4. The heat accumulation indicator of claim 1, wherein the monodisperse nanoparticle has a polydispersity of less than 5%; and/or, the particle size of the monodisperse nano microsphere is 80-1100nm.

5. The heat accumulation indicator of claim 1, wherein the monodisperse nanoparticle has a polydispersity of less than 0.5%; and/or, the particle size of the monodisperse nano microsphere is 120-400nm.

6. The heat accumulation indicator of claim 1, wherein the photonic crystal layer has a thickness of 1-50 μm; and/or the viscoelastic polymer has a thickness of 1-50 μm.

7. The heat accumulation indicator of any one of claims 1-6, wherein the starting materials for substrates a and B are independently selected from the group consisting of: plastic, paper, leather, metal, wood, and ceramic.

8. The heat accumulation indicator of claim 7, wherein the substrate a and/or substrate B is transparent.

9. The heat accumulation indicator of claim 1, wherein the substrate a and/or substrate B is PET plastic.

10. The heat accumulation indicator of claim 1, wherein the barrier layer C is a PET release film.

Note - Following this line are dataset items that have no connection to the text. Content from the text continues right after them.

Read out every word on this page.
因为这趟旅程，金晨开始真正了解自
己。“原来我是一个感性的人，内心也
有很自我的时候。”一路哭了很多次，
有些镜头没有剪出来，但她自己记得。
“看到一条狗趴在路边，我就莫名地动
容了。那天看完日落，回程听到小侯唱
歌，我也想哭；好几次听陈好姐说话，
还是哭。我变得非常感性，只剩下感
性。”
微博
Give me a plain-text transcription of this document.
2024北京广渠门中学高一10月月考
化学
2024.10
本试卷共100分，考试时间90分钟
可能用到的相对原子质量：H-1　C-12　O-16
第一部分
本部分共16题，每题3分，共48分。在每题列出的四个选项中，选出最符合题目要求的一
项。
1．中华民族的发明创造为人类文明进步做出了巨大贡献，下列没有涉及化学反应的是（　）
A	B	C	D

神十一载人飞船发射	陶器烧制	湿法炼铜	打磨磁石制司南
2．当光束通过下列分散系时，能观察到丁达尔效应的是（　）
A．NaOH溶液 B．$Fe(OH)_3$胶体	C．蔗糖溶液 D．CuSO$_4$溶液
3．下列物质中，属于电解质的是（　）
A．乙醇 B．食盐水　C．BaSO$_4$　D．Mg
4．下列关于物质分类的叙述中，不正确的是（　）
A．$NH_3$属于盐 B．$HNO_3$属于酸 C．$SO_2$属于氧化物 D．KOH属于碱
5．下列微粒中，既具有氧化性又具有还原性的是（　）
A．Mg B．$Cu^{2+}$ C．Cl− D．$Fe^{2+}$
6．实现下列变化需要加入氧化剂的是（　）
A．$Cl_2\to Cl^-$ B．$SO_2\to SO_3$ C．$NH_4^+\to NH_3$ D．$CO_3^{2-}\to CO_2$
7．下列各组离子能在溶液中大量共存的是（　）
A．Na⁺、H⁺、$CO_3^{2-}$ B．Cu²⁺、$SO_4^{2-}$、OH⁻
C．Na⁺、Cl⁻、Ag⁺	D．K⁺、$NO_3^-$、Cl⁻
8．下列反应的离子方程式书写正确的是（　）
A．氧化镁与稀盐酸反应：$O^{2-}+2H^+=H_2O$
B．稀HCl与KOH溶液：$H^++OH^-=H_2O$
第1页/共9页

11. A method of making a heat accumulation indicator as claimed in any one of claims 1 to 10 which includes the steps of:

coating a photonic crystal material on the substrate A, and drying to obtain a composite layer A; the method comprises the steps of,

coating a viscoelastic polymer on a substrate B, and drying to obtain a composite layer B, wherein the viscoelastic polymer is a butyl acrylate-styrene-methyl methacrylate terpolymer, and the contents of structural units of butyl acrylate, styrene and methyl methacrylate are respectively 15-25%, 30-40% and 40-50%;

and a step of arranging a barrier layer C between the composite layer A and the composite layer B.

12. The method of producing a heat accumulation indicator according to claim 11, wherein the content of the butyl acrylate structural unit is 15%, 16%, 18%, 20%, 22%, 24% or 25%; the content of the styrene structural unit is 30%, 32%, 34%, 35%, 36%, 38% or 40%; the methyl methacrylate structural units are 40%, 42%, 44%, 45%, 46%, 48% or 50%.

13. A method of monitoring the heat accumulation history of an object comprising the step of attaching a heat accumulation indicator according to any one of claims 1 to 10 to the object or to a package of the object.